Promover cambios para que todo siga igual

Adelantar las elecciones presidenciales para el primer cuatrimestre del 2018, unido a las espasmódicas reuniones que se celebran en la República Dominicana entre el oficialismo y la oposición con el objeto de lograr un acuerdo político, me recuerdan un viejo aforismo nacido del libro “El Gatopardo” del italiano Giuseppe Lampedusa: “Algo tendrá que cambiar para que nada cambie”...

Ahora bien, ante la gravísima crisis que golpea con fuerza los rostros de los venezolanos, en mi opinión, la única opción que existe para salir de este intrincado laberinto, lo reiteramos una vez más, es que nos convenzamos de que solo a través de un proyecto de país diseñado con la participación de todos y de acuerdo a la capacidad laboral, técnica e intelectual de cada venezolano, es como se podría comenzar a construir una nación agrícola, pecuaria, minera, petrolera e industrialmente desarrollada.

De entrada, esto pareciera el pasaje del enfrentamiento de don Quijote con unos molinos de vientos que su afiebrada cabeza les hacían parecer como gigantes, no obstante las sensatas advertencias de su escudero Sancho Panza.

Pero amigo lector, si usted analiza y evalúa esta recomendación llegará a la conclusión de que fuera o al margen de ella, no habrá más que ficciones de la fantasía que dan a lo inaccesible una cierta sensación de cercanía, o probabilidades de una nueva revuelta armada de las tantas que se han producido a todo lo largo y ancho del accidentado y escabroso proceso histórico venezolano; en consecuencia, salta la pregunta:

¿Quiénes promoverán este proyecto de país?
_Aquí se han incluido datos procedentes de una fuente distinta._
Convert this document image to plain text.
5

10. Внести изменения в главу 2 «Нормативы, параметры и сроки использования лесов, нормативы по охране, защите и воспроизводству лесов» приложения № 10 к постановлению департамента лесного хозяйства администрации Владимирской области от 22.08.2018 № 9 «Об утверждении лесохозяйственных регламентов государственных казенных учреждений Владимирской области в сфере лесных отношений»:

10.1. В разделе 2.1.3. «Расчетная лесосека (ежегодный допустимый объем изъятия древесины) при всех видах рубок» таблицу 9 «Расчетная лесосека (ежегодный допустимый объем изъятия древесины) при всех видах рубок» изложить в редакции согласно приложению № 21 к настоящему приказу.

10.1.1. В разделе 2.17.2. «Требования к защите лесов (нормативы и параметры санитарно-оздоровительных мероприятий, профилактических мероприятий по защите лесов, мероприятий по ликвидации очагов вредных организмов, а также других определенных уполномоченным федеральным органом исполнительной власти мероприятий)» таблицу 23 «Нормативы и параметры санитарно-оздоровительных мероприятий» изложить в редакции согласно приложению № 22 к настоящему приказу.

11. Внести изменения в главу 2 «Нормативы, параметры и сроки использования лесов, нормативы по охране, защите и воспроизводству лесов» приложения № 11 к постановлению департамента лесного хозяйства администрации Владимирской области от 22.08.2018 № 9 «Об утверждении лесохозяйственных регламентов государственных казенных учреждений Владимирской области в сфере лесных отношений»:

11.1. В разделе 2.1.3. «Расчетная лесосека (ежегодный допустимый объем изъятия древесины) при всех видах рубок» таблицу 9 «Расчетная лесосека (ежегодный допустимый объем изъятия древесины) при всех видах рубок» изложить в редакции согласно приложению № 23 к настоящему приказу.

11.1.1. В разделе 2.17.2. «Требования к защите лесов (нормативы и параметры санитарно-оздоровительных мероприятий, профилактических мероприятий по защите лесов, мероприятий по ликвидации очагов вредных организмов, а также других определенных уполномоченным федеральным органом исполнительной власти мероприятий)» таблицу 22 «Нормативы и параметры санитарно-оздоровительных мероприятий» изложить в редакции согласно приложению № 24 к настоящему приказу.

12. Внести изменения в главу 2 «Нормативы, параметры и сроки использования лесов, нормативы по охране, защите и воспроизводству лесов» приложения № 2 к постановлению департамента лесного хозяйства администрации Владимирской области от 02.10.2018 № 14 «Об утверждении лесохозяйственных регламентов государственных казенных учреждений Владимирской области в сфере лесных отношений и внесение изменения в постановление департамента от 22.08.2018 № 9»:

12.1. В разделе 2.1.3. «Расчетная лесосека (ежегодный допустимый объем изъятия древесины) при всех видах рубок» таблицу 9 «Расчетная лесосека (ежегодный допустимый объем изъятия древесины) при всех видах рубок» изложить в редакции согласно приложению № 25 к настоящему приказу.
En mi modestísima opinión: un liderazgo colectivo; pues, los líderes mesiánicos y los caudillos históricos que han dirigido los destinos de la República, nos han llevado donde nos encontramos: es decir, a un pasito de ser asistido por la caridad internacional, no obstante ser el país con las mayores reservas petroleras del planeta tierra.
Por todo lo antes dicho y para finalizar, es válido rememorar la irrebatible sentencia de Albert Einstein: "La locura está en tratar de obtener resultados diferentes haciendo siempre lo mismo".